The usual fall weekend family getaway to Minneapolis or Rapid City or Sherwood was set aside for a staycation. I cleaned a few closets, baked bread, read books, remembered how to exercise, and took extra walks. I made an impressive Bloody Mary bar for my husband and discovered “The Good Place” on Netflix.

It was a very good time.

I also took my oldest kiddo to the DMV where they let him loose with a license.

It was mostly a good time.

When none of that was going on, I rested. Have you stopped to notice you require copious amounts of rest these days? Sit still for a moment and notice the compounding worries and questions that are now part of your daily life in Covid-19 times.

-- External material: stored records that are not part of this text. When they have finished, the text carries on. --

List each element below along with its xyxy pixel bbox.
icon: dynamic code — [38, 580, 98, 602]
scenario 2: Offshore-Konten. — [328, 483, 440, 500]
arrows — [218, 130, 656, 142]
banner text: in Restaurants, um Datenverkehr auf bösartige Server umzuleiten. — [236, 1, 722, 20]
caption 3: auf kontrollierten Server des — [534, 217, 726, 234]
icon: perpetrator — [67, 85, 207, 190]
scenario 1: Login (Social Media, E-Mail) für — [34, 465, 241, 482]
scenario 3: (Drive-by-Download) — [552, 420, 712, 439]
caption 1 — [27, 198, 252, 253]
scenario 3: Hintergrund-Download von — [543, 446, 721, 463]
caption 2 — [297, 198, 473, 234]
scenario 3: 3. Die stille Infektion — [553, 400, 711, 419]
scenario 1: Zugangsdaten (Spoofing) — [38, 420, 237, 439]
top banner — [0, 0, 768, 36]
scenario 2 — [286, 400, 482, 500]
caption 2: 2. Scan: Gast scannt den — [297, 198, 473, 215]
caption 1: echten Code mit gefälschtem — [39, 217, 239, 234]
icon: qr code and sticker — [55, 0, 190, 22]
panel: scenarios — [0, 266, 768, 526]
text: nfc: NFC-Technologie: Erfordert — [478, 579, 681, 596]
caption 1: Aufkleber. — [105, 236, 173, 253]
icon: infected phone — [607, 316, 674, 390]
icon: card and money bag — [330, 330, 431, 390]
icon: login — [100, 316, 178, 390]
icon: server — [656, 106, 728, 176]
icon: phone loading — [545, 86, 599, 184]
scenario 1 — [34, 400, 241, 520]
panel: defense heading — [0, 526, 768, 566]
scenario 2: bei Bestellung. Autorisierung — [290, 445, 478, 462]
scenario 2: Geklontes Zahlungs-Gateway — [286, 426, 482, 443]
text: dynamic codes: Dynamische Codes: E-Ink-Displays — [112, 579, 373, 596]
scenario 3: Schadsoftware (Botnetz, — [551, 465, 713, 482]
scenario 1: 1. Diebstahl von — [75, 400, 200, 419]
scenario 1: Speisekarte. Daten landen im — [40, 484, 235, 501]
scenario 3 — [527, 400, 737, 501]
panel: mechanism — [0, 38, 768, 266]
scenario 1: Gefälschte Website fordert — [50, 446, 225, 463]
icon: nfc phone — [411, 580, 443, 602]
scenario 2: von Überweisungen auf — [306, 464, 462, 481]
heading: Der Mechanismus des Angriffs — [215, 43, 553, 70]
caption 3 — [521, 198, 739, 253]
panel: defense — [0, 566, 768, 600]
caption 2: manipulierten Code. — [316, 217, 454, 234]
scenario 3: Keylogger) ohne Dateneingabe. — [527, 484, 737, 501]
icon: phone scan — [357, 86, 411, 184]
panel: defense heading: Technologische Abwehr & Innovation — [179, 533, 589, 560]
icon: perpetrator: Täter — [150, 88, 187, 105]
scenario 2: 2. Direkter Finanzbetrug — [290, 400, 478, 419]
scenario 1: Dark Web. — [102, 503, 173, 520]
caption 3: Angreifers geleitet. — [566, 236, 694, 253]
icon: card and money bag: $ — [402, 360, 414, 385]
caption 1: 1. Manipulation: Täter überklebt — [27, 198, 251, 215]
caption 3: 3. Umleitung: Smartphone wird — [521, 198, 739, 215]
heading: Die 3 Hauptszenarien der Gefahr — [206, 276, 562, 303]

Never before did those worries occupy your mind. Now, they do. Judging by the number of cases in our country, those loitering worries are not going away soon.

And yet, those worries do not define you nor do they get to take over your life. You are beloved child of God, free from the greatest worries about your forgiveness and salvation, and free to receive Christ’s love and utterly free to give it to your neighbor.

Channel your inner Marie Kondo and part ways with a worry. Name one worry and dare yourself to let it go. Bid that worry farewell and let God worry about it instead of you. God is remarkably good, always good, at shouldering your worries. Then do a profoundly simple thing you need so much of right now: Rest.